Michael Peck
The Soviet MiG-25 Foxbat was many things. An interceptor, reconnaissance aircraft and a fast, high-altitude, record-setting bogeyman that scared the pants off Western air forces in the 1970s.
But a MiG-25 business jet? Coffee, tea or vodka served by an Aeroflot stewardess at 60,000 feet, the Earth below hurtling past your window at three times the speed of sound? Forget being imprisoned in cattle class on a Boeing 747, your knees jammed into your face for eight hours. Think New York to London in two. That’s traveling in style.
The idea never got off the drawing board. But it was under serious consideration, according to Yefim Gordon and Sergey Komissarov, authors of Unflown Wings: Unbuilt Soviet/Russian Aircraft Projects Since 1925.

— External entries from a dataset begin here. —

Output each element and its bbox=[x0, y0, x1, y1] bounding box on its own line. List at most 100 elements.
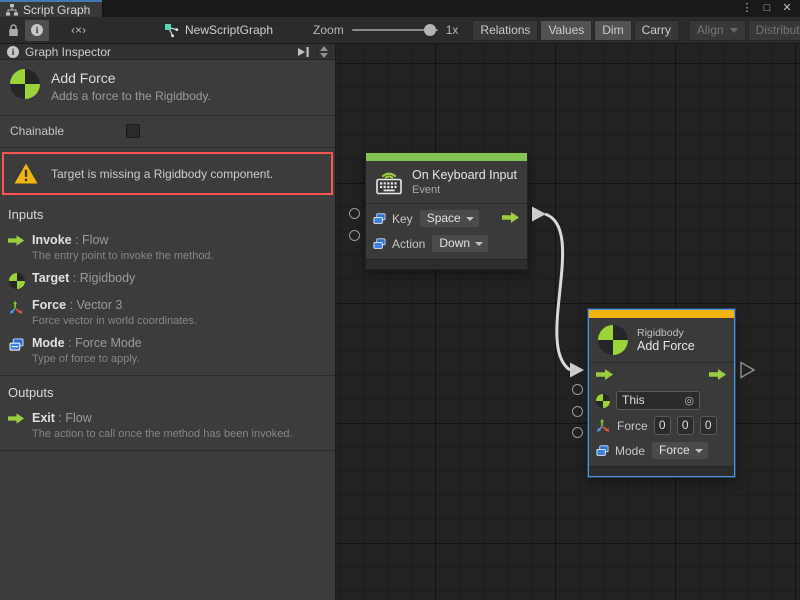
port-item-exit: Exit : Flow The action to call once the … bbox=[0, 408, 335, 446]
zoom-slider[interactable] bbox=[352, 29, 438, 31]
carry-button[interactable]: Carry bbox=[634, 20, 679, 41]
action-port-circle[interactable] bbox=[349, 230, 360, 241]
graph-inspector-panel: Graph Inspector Add Force Adds a force t… bbox=[0, 44, 336, 600]
flow-wire[interactable] bbox=[545, 214, 570, 370]
trigger-out-port-icon[interactable] bbox=[502, 212, 520, 226]
toolbar-buttons: Relations Values Dim Carry Align Distrib… bbox=[472, 20, 800, 41]
event-colorbar bbox=[366, 153, 527, 161]
zoom-control: Zoom 1x bbox=[313, 23, 458, 37]
force-z-field[interactable]: 0 bbox=[700, 416, 717, 435]
action-dropdown[interactable]: Down bbox=[431, 234, 489, 253]
node-category: Rigidbody bbox=[637, 327, 695, 339]
lock-icon bbox=[8, 24, 19, 37]
node-title: Add Force bbox=[637, 339, 695, 353]
node-subtitle: Event bbox=[412, 184, 517, 196]
zoom-value: 1x bbox=[446, 23, 459, 37]
flow-in-port-icon[interactable] bbox=[596, 369, 614, 383]
panel-spinner[interactable] bbox=[316, 45, 331, 59]
force-label: Force bbox=[617, 419, 648, 433]
flow-out-port-icon[interactable] bbox=[709, 369, 727, 383]
force-x-field[interactable]: 0 bbox=[654, 416, 671, 435]
chainable-row: Chainable bbox=[0, 116, 335, 148]
object-picker-icon[interactable]: ◎ bbox=[684, 394, 694, 407]
chevron-down-icon bbox=[730, 28, 738, 33]
inspector-header: Graph Inspector bbox=[0, 44, 335, 60]
rigidbody-icon bbox=[596, 394, 610, 408]
flow-arrow-icon bbox=[8, 233, 25, 262]
relations-button[interactable]: Relations bbox=[472, 20, 538, 41]
node-footer bbox=[589, 466, 734, 476]
lock-button[interactable] bbox=[2, 20, 25, 41]
action-label: Action bbox=[392, 237, 425, 251]
node-header: On Keyboard Input Event bbox=[366, 161, 527, 204]
graph-canvas[interactable]: On Keyboard Input Event Key Space bbox=[336, 44, 800, 600]
spin-down-icon bbox=[320, 53, 328, 58]
menu-icon[interactable]: ⋮ bbox=[739, 1, 755, 16]
port-item-invoke: Invoke : Flow The entry point to invoke … bbox=[0, 230, 335, 268]
close-icon[interactable]: ✕ bbox=[779, 1, 795, 16]
zoom-label: Zoom bbox=[313, 23, 344, 37]
mode-port-circle[interactable] bbox=[572, 427, 583, 438]
mode-row: Mode Force bbox=[589, 438, 734, 466]
action-row: Action Down bbox=[366, 231, 527, 259]
graph-asset-name: NewScriptGraph bbox=[185, 23, 273, 37]
vector3-icon bbox=[8, 298, 25, 327]
maximize-icon[interactable]: □ bbox=[759, 1, 775, 16]
zoom-slider-handle[interactable] bbox=[424, 24, 436, 36]
window-controls: ⋮ □ ✕ bbox=[739, 0, 800, 17]
force-y-field[interactable]: 0 bbox=[677, 416, 694, 435]
code-preview-button[interactable]: ‹×› bbox=[65, 20, 92, 41]
key-dropdown[interactable]: Space bbox=[419, 209, 480, 228]
distribute-dropdown-button[interactable]: Distribute bbox=[748, 20, 800, 41]
port-item-target: Target : Rigidbody bbox=[0, 268, 335, 295]
graph-asset-breadcrumb[interactable]: NewScriptGraph bbox=[164, 23, 273, 38]
outputs-title: Outputs bbox=[0, 383, 335, 408]
port-item-force: Force : Vector 3 Force vector in world c… bbox=[0, 295, 335, 333]
flow-row bbox=[589, 363, 734, 388]
enum-icon bbox=[596, 445, 609, 457]
unit-title: Add Force bbox=[51, 70, 211, 86]
node-on-keyboard-input[interactable]: On Keyboard Input Event Key Space bbox=[365, 152, 528, 270]
target-port-circle[interactable] bbox=[572, 384, 583, 395]
tab-script-graph[interactable]: Script Graph bbox=[0, 0, 102, 17]
inspector-toggle-button[interactable] bbox=[25, 20, 49, 41]
chainable-checkbox[interactable] bbox=[126, 124, 140, 138]
flow-arrow-icon bbox=[8, 411, 25, 440]
inspector-title: Graph Inspector bbox=[25, 45, 111, 59]
source-port-triangle[interactable] bbox=[532, 207, 546, 222]
unconnected-out-triangle[interactable] bbox=[741, 363, 754, 378]
rigidbody-icon bbox=[8, 271, 25, 289]
rigidbody-icon bbox=[598, 325, 628, 355]
inputs-title: Inputs bbox=[0, 205, 335, 230]
node-title: On Keyboard Input bbox=[412, 168, 517, 182]
enum-icon bbox=[373, 238, 386, 250]
warning-text: Target is missing a Rigidbody component. bbox=[51, 167, 273, 181]
enum-icon bbox=[373, 213, 386, 225]
key-port-circle[interactable] bbox=[349, 208, 360, 219]
align-dropdown-button[interactable]: Align bbox=[689, 20, 746, 41]
script-graph-window: Script Graph ⋮ □ ✕ ‹×› bbox=[0, 0, 800, 600]
graph-toolbar: ‹×› NewScriptGraph Zoom 1x Relations Val… bbox=[0, 17, 800, 44]
node-footer bbox=[366, 259, 527, 269]
dest-port-triangle[interactable] bbox=[570, 363, 584, 378]
target-field[interactable]: This ◎ bbox=[616, 391, 700, 410]
warning-colorbar bbox=[589, 310, 734, 318]
tab-label: Script Graph bbox=[23, 3, 90, 17]
values-button[interactable]: Values bbox=[540, 20, 592, 41]
inputs-section: Inputs Invoke : Flow The entry point to … bbox=[0, 198, 335, 376]
force-port-circle[interactable] bbox=[572, 406, 583, 417]
rigidbody-icon bbox=[10, 69, 40, 99]
outputs-section: Outputs Exit : Flow The action to call o… bbox=[0, 376, 335, 451]
graph-hierarchy-icon bbox=[6, 4, 18, 16]
chainable-label: Chainable bbox=[10, 124, 64, 138]
mode-label: Mode bbox=[615, 444, 645, 458]
target-row: This ◎ bbox=[589, 388, 734, 413]
script-graph-asset-icon bbox=[164, 23, 179, 38]
node-add-force[interactable]: Rigidbody Add Force This ◎ bbox=[588, 309, 735, 477]
mode-dropdown[interactable]: Force bbox=[651, 441, 709, 460]
dock-panel-icon[interactable] bbox=[297, 46, 310, 58]
key-row: Key Space bbox=[366, 204, 527, 231]
keyboard-icon bbox=[375, 170, 403, 195]
warning-icon bbox=[14, 163, 38, 184]
dim-button[interactable]: Dim bbox=[594, 20, 631, 41]
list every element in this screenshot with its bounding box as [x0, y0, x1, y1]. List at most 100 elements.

The aircraft would have carried five to seven passengers or up to 2,000 pounds of cargo at a cruising speed of Mach 2.35—that’s 1,552 miles per hour. MiG would have lengthened the wings as well as added extra fuel capacity to extend passenger jet’s range to 2,200 miles, versus about 1,100 miles for a Soviet Air Force MiG-25P.
A photo of a model in Unflown Wings shows a stretched-out MiG-25 with a larger and wider forward fuselage. “Behind the flight deck was a passenger cabin with one-abreast seating for six and an aisle, with a port-side entry door immediately aft of the flight deck,” Gordon and Komissarov write. “The cabin could be converted for cargo carriage by removing the seats.”